The amount of data we generated in each decade is orders of magnitude higher than the previous decade. This data along with advances in computational processing capacity and artificial intelligence allow us to observe and recognise relationships in the universe that previously were invisible to any human being.

This revolution has led the major corporations into an artificial intelligence arms race. What may not be obvious to many is the main ingredient for this arms race is the data. Just like previous industrial revolutions which led to the mass accumulation of energy resources and minerals by a select group of families, the same can be said today with major organisations like Google, Facebook, Amazon, Baidu and Microsoft. These organisations had the foresight to recognise that data drives artificial intelligence and artificial intelligence creates an unreasonable advantage.

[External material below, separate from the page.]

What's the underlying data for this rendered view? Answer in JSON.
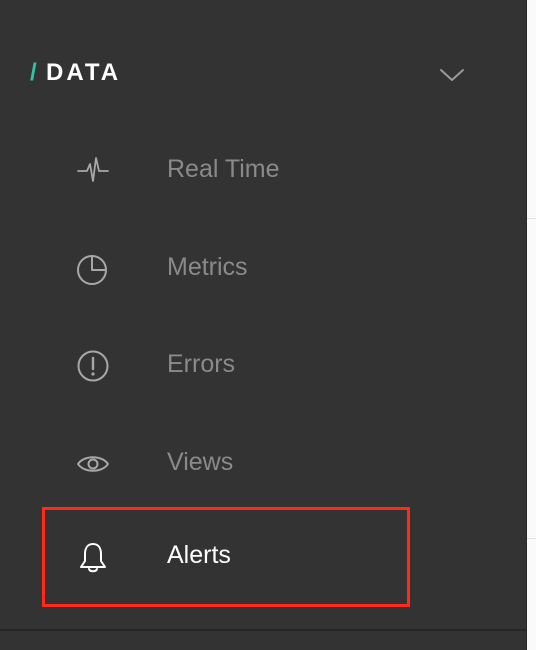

But what can AI possibly do with the data, you ask? With data streaming from sight (images), sound (microphone) and touch (screen) sensors one can apply AI to understand what you are doing, feeling, saying and seeing. AI can consider the connections and interactions between the data from multiple points of view (human senses) to build a greater understanding of the environment. Consider a little experiment. Next time you speak to someone, close your eyes and try to imagine how they are feeling. Are they happy, are they sad, are they calm, are they angry? The human brain can associate emotion from speech, the same way we associate objects through the visual cortex. Now, do the same but with your eyes open. Are you more confident in your answer?

With that said let’s reiterate the potential of data. Data allows us to reason about the world around us. It allows us to draw conclusions about a thought, an instinct, a situation, or a question, with a degree of certainty. Data supports our objectives. Be it, make more money, solve a problem or prevent a situation. Data allows us to formulate a plan for the future or adjust our course. Data helps us prioritise, supports our curiosity, our desire to learn, advance and adapt to changing conditions. Data allows us to personalise interactions with our customers, our employees and with each other, in real-time, at immense scale.

I surmise that data rich organisations and governments will be able to do a lot of good with the data. They will be able to solve crimes, prevent the spread of diseases, anticipate social unrest and reduce our dependency on fossil fuels. They will also have the ability to predict economic conditions, domestic trends and worldwide events.

To remain relevant in this era, we all need to embrace and understand data. First and foremost, data needs to be considered in our products and interactions with customers, partners and each other. The right data needs to be generated, captured and stored where it can be explored, processed and analysed in order to infer meaning and support decisions. Once we are done with the data it needs to be preserved and protected like precious books that we refer to from time to time, to avoid mistakes in the past and strengthen our understanding of the present.

To summarise, there are a few thoughts I would like to leave you with. They are:

  1. Never underestimate the reasoning power of data to support understanding
  2. Consider whether you are capturing the right data and the data available at your disposal
  3. Understanding what you might infer from the data will guide you in the types of data to capture
  4. Consider whether you are using data to derive an edge

It doesn’t matter whether you are an individual, company, not for profit, government or educational institution. Those with the right data will have the main ingredient to advance. Those without data will fall further behind.